WHOSE VISION IS IT ANYWAY?
Updated: Nov 1
Beyond bonding the school board together for a common cause, framing the picture of the future bonds the entire organization and inspires people to work to make it come true. New superintendents are often asked what their vision is for the future of their school district. Some school boards even ask the question during the final interview process. While a superintendent with a ready-made vision conjures images of the hero leader archetype, in reality it's a cultural artifact mediated through popular leadership literature and social media. Beside the fact that a ready-made vision is unlikely to fit the context of a new district, savvy superintendents know that the time invested in collaborating and developing a shared vision engages the school community, thus building the capacity for sustainable change.
Balancing the demand for swift action to meet urgent needs with developing a shared vision to build the capacity for change is the greatest challenge most superintendents face. In my previous essay, I discussed how superintendents have learned to create a context for change. Creating that context requires superintendents to have mastered the art of operating in the space between urgency and capacity building. It is within this space that superintendents work closely with school boards and stakeholder groups to establish a shared sense of purpose. Among the most important components in the change process, establishing a sense of purpose helps a school board envision the educational future of the community they serve. Beyond bonding the school board together in a common cause, framing the picture of the future bonds the entire organization and inspires people to work to make it come true.
If the strategic planning process is implemented with fidelity it should motivate people to join the campaign to realize the desired vision that drives the plan. Many superintendents have learned the hard way that until a vision is widely shared and accepted it lives only in the mind of the visionary.
To achieve its vision, school boards direct superintendents to initiate a strategic planning process. Superintendents should lead the process too. Strategic planning is much more than developing a set of goals and subsequent actions. It’s a process that occurs in the space superintendents create where ideas emerge, innovation and growth happen, and the capacity for change becomes institutionalized. Strategic thinking, based on an examination of past trends, an honest appraisal of present conditions, and anticipation of what the future could look like, informs the plan. Superintendents conduct the examination and work closely with school boards throughout the process to analyze data and report progress.

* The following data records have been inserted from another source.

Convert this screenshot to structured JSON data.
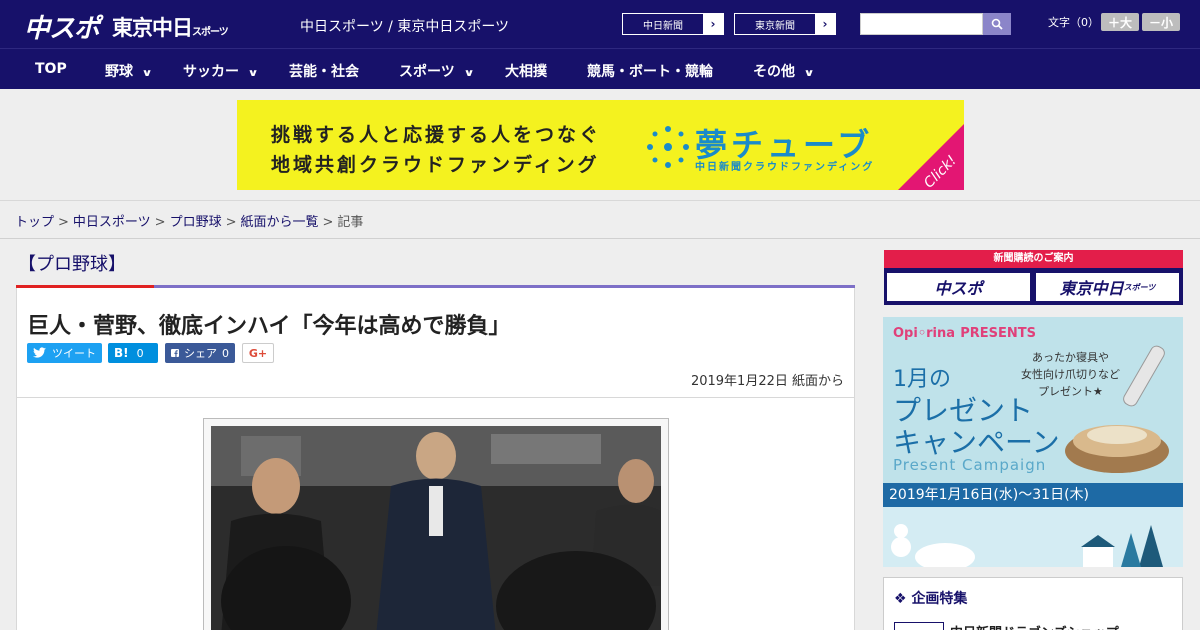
{
  "header": {
    "logo_main": "中スポ",
    "logo_tokyo": "東京中日",
    "logo_tokyo_sub": "スポーツ",
    "site_title": "中日スポーツ / 東京中日スポーツ",
    "ext_links": [
      {
        "label": "中日新聞",
        "arrow": "›"
      },
      {
        "label": "東京新聞",
        "arrow": "›"
      }
    ],
    "search_placeholder": "",
    "font_size_label": "文字（0）",
    "font_bigger": "＋大",
    "font_smaller": "－小"
  },
  "nav": {
    "items": [
      {
        "label": "TOP"
      },
      {
        "label": "野球",
        "chevron": "∨"
      },
      {
        "label": "サッカー",
        "chevron": "∨"
      },
      {
        "label": "芸能・社会"
      },
      {
        "label": "スポーツ",
        "chevron": "∨"
      },
      {
        "label": "大相撲"
      },
      {
        "label": "競馬・ボート・競輪"
      },
      {
        "label": "その他",
        "chevron": "∨"
      }
    ]
  },
  "banner": {
    "line1": "挑戦する人と応援する人をつなぐ",
    "line2": "地域共創クラウドファンディング",
    "brand": "夢チューブ",
    "brand_sub": "中日新聞クラウドファンディング",
    "click": "Click!"
  },
  "breadcrumb": {
    "items": [
      "トップ",
      "中日スポーツ",
      "プロ野球",
      "紙面から一覧"
    ],
    "separator": ">",
    "current": "記事"
  },
  "article": {
    "category": "【プロ野球】",
    "headline": "巨人・菅野、徹底インハイ「今年は高めで勝負」",
    "share": {
      "tweet": "ツイート",
      "hatena": "B!",
      "hatena_count": "0",
      "facebook": "シェア",
      "facebook_count": "0",
      "gplus": "G+"
    },
    "date": "2019年1月22日 紙面から"
  },
  "sidebar": {
    "subscribe_title": "新聞購読のご案内",
    "subscribe_chuspo": "中スポ",
    "subscribe_tokyo": "東京中日",
    "subscribe_tokyo_sub": "スポーツ",
    "ad": {
      "brand": "Opi◦rina",
      "presents": "PRESENTS",
      "copy_lines": [
        "あったか寝具や",
        "女性向け爪切りなど",
        "プレゼント★"
      ],
      "month": "1月の",
      "big_line1": "プレゼント",
      "big_line2": "キャンペーン",
      "english": "Present Campaign",
      "dates": "2019年1月16日(水)〜31日(木)"
    },
    "feature_heading": "企画特集",
    "feature_item": "中日新聞ドラゴンズショップ"
  },
  "colors": {
    "header_bg": "#17116a",
    "accent_red": "#e02121",
    "accent_purple": "#7d6fc7",
    "banner_yellow": "#f4f21f"
  }
}
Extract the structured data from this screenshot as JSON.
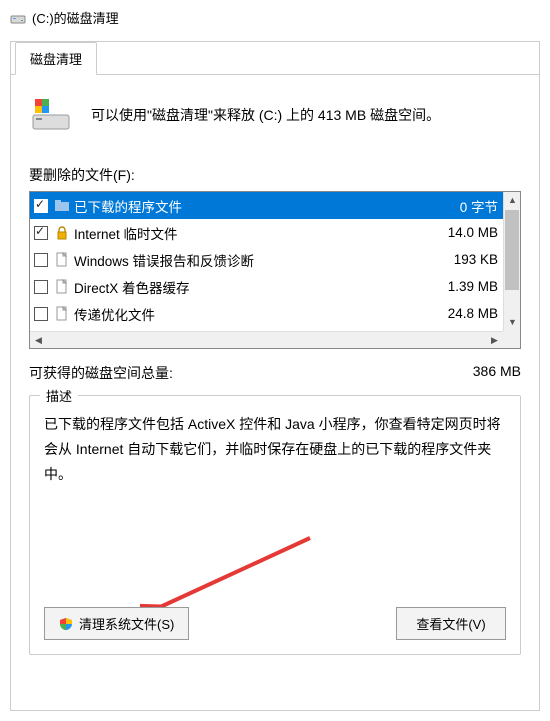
{
  "window": {
    "title": "(C:)的磁盘清理"
  },
  "tab": {
    "label": "磁盘清理"
  },
  "summary": {
    "text": "可以使用\"磁盘清理\"来释放  (C:) 上的 413 MB 磁盘空间。"
  },
  "files": {
    "section_label": "要删除的文件(F):",
    "items": [
      {
        "name": "已下载的程序文件",
        "size": "0 字节",
        "checked": true,
        "selected": true,
        "icon": "folder"
      },
      {
        "name": "Internet 临时文件",
        "size": "14.0 MB",
        "checked": true,
        "selected": false,
        "icon": "lock"
      },
      {
        "name": "Windows 错误报告和反馈诊断",
        "size": "193 KB",
        "checked": false,
        "selected": false,
        "icon": "file"
      },
      {
        "name": "DirectX 着色器缓存",
        "size": "1.39 MB",
        "checked": false,
        "selected": false,
        "icon": "file"
      },
      {
        "name": "传递优化文件",
        "size": "24.8 MB",
        "checked": false,
        "selected": false,
        "icon": "file"
      }
    ]
  },
  "total": {
    "label": "可获得的磁盘空间总量:",
    "value": "386 MB"
  },
  "desc": {
    "legend": "描述",
    "text": "已下载的程序文件包括 ActiveX 控件和 Java 小程序，你查看特定网页时将会从 Internet 自动下载它们，并临时保存在硬盘上的已下载的程序文件夹中。"
  },
  "buttons": {
    "clean_system": "清理系统文件(S)",
    "view_files": "查看文件(V)"
  }
}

Victoria Bernhardt’s conceptual framework is useful as a model for the examination and strategic planning process. The five questions in her model serve as guideposts along the path, analyzing multiple measures of data every step along the way.
School boards support this process by developing and approving policies, formulating budgets, and setting high standards and high expectations for students and staff. High-functioning school boards acknowledge that schools alone can't meet every need of every child, and work tirelessly to promote and facilitate collaboration with public and private agencies, community organizations, and its families.
High functioning superintendents know where their district is and in what direction it should be headed, and more importantly, why. Vision guides their work and influences the work of those around them. Every superintendent does not possess the capability to be a creative visionary. And many are not willing or in a position to take risks, even if it is in pursuit of attaining extraordinary results.
However, superintendents must be able to cling to a vision with such courage and tenacity that everyone around them is influenced by it and inspired to do what it takes to see that vision become a reality.
So, whose vision is it anyway? Well, regardless of where it comes from it should be everyone’s. If it’s not, it’s less likely to serve its purpose as a unifying force to inspire, motivate, and engage people.